Таков был Эмилий Павел. Через несколько лет после победы над Персеем с ним познакомился величайший греческий историк Полибий. Он признается, что для него разом померкли кумиры его юности, легендарные греческие герои Аристид и Эпаминонд, когда он узнал этого римлянина (Polyb., XXXII, 8, 5–7). Эмилий Павел был отцом нашего героя.
II
Публий Корнелий Сципион родился в 185 году до н. э. Детство его было очень счастливым, светлым, но несколько необычным.

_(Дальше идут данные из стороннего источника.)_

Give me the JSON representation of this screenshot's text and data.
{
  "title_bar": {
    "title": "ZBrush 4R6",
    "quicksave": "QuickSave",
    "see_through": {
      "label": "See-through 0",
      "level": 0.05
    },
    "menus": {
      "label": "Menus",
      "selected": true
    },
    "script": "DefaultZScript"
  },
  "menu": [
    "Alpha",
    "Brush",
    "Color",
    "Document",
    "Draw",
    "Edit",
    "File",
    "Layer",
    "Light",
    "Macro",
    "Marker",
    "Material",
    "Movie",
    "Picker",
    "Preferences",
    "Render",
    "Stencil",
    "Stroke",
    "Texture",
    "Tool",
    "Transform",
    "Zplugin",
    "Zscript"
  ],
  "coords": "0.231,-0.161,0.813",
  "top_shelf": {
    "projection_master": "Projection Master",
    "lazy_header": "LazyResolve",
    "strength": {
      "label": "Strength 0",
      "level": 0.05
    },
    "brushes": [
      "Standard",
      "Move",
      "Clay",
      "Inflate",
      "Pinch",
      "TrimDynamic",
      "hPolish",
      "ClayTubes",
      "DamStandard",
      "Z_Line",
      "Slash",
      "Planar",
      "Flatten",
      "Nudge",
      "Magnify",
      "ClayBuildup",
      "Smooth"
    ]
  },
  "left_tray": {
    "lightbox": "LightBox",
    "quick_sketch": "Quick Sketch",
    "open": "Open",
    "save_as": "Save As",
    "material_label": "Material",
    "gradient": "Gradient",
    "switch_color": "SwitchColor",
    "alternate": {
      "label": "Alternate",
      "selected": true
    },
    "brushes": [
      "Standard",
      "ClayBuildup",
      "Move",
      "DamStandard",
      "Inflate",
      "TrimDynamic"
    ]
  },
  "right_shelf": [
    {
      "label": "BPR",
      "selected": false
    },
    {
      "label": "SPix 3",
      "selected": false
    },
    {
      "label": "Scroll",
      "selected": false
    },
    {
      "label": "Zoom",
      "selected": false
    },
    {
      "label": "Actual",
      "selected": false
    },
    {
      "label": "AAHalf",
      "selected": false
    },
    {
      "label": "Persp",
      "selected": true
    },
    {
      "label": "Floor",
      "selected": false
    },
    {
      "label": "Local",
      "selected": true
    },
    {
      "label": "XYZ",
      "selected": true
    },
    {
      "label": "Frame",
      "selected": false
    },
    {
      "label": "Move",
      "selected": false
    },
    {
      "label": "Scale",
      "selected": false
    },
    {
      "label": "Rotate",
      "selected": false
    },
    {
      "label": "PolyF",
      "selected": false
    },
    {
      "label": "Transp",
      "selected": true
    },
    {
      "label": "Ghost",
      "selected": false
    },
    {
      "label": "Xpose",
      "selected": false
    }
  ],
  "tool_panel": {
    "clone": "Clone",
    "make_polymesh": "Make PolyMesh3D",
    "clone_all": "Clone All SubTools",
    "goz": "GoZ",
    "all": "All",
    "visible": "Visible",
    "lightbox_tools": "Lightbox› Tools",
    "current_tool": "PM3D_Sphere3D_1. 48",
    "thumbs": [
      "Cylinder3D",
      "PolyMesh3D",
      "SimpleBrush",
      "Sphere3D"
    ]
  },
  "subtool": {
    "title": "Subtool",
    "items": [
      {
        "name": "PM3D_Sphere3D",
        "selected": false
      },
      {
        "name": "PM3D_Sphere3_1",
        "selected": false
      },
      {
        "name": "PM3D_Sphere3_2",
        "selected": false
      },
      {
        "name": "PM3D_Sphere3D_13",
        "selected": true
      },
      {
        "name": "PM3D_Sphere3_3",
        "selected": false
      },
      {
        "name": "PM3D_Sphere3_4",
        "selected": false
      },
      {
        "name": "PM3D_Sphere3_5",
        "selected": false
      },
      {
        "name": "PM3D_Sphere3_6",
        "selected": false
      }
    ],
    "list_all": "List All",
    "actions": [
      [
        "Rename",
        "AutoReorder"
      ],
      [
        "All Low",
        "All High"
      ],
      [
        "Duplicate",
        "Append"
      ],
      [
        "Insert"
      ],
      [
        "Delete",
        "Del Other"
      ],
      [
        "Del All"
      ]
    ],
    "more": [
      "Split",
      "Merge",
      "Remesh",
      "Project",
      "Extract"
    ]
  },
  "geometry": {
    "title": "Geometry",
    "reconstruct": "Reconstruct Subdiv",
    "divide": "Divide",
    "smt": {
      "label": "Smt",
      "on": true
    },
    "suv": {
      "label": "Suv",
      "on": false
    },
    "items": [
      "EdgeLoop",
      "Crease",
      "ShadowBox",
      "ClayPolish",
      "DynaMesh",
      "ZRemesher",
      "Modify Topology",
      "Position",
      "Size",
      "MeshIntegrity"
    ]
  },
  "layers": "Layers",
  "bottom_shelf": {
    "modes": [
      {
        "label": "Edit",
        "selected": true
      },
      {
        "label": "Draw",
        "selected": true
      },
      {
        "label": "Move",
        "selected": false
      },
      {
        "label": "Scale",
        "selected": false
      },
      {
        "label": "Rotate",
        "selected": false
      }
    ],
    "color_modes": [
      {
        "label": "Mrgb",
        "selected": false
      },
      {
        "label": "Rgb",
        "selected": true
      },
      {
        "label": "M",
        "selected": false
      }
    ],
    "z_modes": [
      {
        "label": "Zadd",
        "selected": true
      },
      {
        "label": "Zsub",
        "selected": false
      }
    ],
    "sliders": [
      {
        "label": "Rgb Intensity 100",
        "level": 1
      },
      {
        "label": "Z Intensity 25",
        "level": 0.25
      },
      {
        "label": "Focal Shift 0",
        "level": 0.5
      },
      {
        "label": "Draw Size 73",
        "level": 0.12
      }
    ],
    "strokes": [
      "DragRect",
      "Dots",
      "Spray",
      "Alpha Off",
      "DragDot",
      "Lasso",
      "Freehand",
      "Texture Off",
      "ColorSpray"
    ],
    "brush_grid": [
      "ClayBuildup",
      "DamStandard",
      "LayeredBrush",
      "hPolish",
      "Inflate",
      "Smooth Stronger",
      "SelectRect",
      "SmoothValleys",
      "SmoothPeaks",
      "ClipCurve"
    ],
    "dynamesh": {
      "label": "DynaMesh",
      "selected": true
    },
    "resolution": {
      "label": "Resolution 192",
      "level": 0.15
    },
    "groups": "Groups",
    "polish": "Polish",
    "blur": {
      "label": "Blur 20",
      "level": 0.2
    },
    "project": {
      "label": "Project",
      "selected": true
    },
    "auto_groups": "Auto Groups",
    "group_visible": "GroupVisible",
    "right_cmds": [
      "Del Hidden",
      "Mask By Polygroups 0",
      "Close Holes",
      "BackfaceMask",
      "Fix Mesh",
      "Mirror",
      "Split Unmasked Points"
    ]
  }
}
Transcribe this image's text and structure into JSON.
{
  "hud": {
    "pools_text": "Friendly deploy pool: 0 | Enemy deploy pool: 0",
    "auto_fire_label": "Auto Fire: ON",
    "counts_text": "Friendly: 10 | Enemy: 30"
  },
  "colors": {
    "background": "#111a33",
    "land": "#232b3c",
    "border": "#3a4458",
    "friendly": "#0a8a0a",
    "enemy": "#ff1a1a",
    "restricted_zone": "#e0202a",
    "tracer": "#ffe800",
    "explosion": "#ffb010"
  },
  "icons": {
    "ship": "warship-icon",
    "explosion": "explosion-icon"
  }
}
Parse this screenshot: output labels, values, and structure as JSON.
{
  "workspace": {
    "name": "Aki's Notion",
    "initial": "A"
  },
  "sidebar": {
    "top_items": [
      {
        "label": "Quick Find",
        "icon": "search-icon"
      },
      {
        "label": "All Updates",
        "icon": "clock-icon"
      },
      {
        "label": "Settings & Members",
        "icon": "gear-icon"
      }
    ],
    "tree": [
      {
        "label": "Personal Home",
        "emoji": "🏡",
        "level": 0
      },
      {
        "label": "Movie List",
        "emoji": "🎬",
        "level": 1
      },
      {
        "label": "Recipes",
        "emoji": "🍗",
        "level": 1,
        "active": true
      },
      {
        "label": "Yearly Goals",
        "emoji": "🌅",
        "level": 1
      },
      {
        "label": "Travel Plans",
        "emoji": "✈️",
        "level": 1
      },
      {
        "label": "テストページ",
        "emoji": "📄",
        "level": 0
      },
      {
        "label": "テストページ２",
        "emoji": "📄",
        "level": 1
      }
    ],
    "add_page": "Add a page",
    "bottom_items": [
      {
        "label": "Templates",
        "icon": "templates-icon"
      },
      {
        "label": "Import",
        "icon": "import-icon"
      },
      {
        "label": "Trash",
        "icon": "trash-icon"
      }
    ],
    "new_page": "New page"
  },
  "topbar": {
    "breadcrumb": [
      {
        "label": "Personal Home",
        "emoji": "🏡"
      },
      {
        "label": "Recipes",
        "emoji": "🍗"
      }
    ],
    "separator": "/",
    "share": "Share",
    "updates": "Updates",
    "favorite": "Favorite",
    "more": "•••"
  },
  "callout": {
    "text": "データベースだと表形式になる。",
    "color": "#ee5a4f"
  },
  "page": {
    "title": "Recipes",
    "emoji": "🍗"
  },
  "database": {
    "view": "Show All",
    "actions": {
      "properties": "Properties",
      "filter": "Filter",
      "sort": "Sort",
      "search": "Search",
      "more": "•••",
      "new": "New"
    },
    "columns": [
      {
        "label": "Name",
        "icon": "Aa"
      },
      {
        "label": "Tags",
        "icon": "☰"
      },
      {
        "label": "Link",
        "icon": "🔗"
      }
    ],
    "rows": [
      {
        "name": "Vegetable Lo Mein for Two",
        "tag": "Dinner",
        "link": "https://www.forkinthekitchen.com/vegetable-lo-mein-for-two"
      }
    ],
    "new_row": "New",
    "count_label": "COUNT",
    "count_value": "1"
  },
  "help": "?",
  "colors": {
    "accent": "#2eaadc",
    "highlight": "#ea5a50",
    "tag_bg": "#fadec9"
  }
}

Эмилий Павел был женат на знатной патрицианке Папирии, дочери знаменитого полководца Папирия Масона. Она родила ему двух сыновей, младшим из которых и был наш герой. Почти сразу же после его рождения [4] отец, которому было уже более 45 лет, неожиданно развелся с женой. Развод был тогда в Риме делом неслыханным, и поступок Павла наделал много шума. Его горько упрекали, но он не снизошел до объяснений. Плутарх вспоминает по этому поводу следующую историю: «Некий римлянин, разводясь с женой и слыша порицания друзей, которые твердили ему: «Разве она не целомудренна? Или не хороша собой? Или бесплодна?» — выставил вперед ногу, обутую в башмак… и сказал: «Разве он не хорош? Или стоптан? Но кто из вас знает, где он жмет мне ногу?» (ibid., 5). Вероятно, приблизительно так отвечал своим друзьям и Эмилий.
3
Из троих детей Персея зрелости достиг один лишь сын. Он жил в Риме и прославился как искусный резчик по дереву и писец (Plut. Paul., 37).
4
В 167 году до н. э. старшему сыну Павла от второго брака было 15 лет, значит, родился он в 182 году до н. э., а в брак Эмилий, следовательно, вступил в 184–183 годах до н. э.